Shame on Queen’s to ban a lecture on assisted dying

It was very wrong of Queen’s to pull Australian Dr Philip Nitschke’s lecture on assisted dying. A university above all has a duty to promote free speech and is well able to provide a context for difficult subjects. What is there to fear from discussing it? Nitschke has had bad luck before, although his last ban was not in a university environment. One of the best debates I’ve ever heard was in the House of Lords three years ago, on the Joffe Bill on Assisted Dying, not quite the same as euthansia. Should all the peers have been gagged too or just the Bill’s supporters? One of that unsuccessful Bill’s key backers, the moral philosopher Baroness Mary Warnock whose famous report pioneered paved the way for IVF, goes further..”If you’re demented, you’re wasting people’s lives – your family’s lives – and you’re wasting the resources of the National Health Service. “I’m absolutely, fully in agreement with the argument that if pain is insufferable, then someone should be given help to die, but I feel there’s a wider argument that if somebody absolutely, desperately wants to die because they’re a burden to their family, or the state, then I think they too should be allowed to die.”
Now 84, Lady Warnock isn’t speaking in detachment from her subject.

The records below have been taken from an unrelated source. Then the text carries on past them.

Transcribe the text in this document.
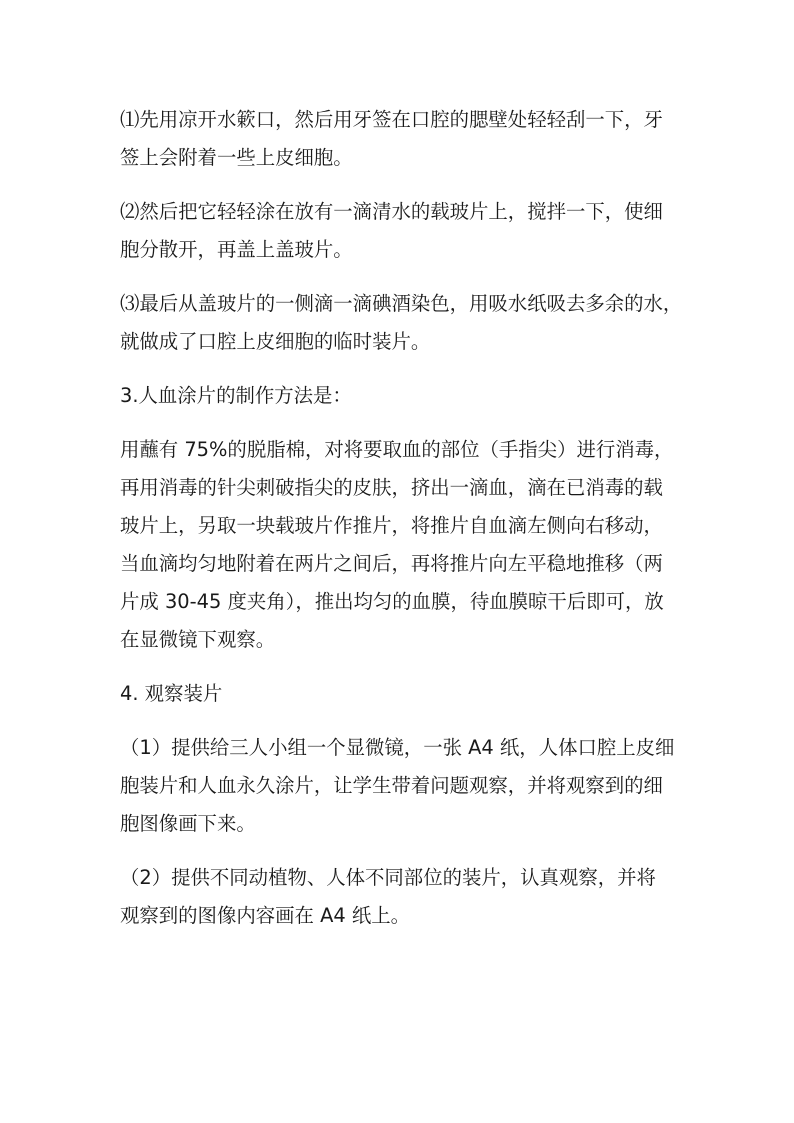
⑴先用凉开水簌口，然后用牙签在口腔的腮壁处轻轻刮一下，牙
签上会附着一些上皮细胞。

⑵然后把它轻轻涂在放有一滴清水的载玻片上，搅拌一下，使细
胞分散开，再盖上盖玻片。

⑶最后从盖玻片的一侧滴一滴碘酒染色，用吸水纸吸去多余的水，
就做成了口腔上皮细胞的临时装片。

3.人血涂片的制作方法是：

用蘸有 75%的脱脂棉，对将要取血的部位（手指尖）进行消毒，
再用消毒的针尖刺破指尖的皮肤，挤出一滴血，滴在已消毒的载
玻片上，另取一块载玻片作推片，将推片自血滴左侧向右移动，
当血滴均匀地附着在两片之间后，再将推片向左平稳地推移（两
片成 30-45 度夹角），推出均匀的血膜，待血膜晾干后即可，放
在显微镜下观察。

4. 观察装片

（1）提供给三人小组一个显微镜，一张 A4 纸，人体口腔上皮细
胞装片和人血永久涂片，让学生带着问题观察，并将观察到的细
胞图像画下来。

（2）提供不同动植物、人体不同部位的装片，认真观察，并将
观察到的图像内容画在 A4 纸上。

Just as the Joffe Bill was prompted by the Diana Pretty case, the current controversy has been promoted by another “DP” case, Debbie Purdy, this time, who had primary progressive MS diagnosed in 1995, and who is now confined to a wheelchair. Ms Purdy, 45, has said that when her condition becomes unbearable she hopes to end her life at a clinic in Switzerland or Belgium where assisted suicide is legal, but wants to know whether her husband will be prosecuted if he helps her. The English High Court has reserved judgment.

Apart from the very severely terminally ill like the two DPs, the problem of an ever growing number of the elderly demented won’t go away. The same applies to younger people who can be given early palliative care but not enough to save them from a slow and sometimes agonising death. How often have you heard that a much loved relative would be better dead? Is it wrong to say so out loud in respectful conditions? Opponents of assisted dying fear a slippery slope virtually to murder and indeed we can all see the problem. The elderly confused but still sentient must not live in terror of being murdered or feeling pressurised to take the briskly matter-of-fact Warnock line. If you’re confused, you can’t decide so you’re outside the ambit of any conceivable Bill.
The ban is a steep slippery slope to more fear and continuing ignorance.

One old informal and unspoken route to a merciful death has largely been removed. GPs who would have administered a little too much morphine are now understandably in the grip of the Shipman effect. That’s all the more reason why we need to debate every stage of the process of the care of the very ill. Shame on Queen’s for indulging the old familiar Ulster terror of a real life and death issue that lurks under the guise of piety.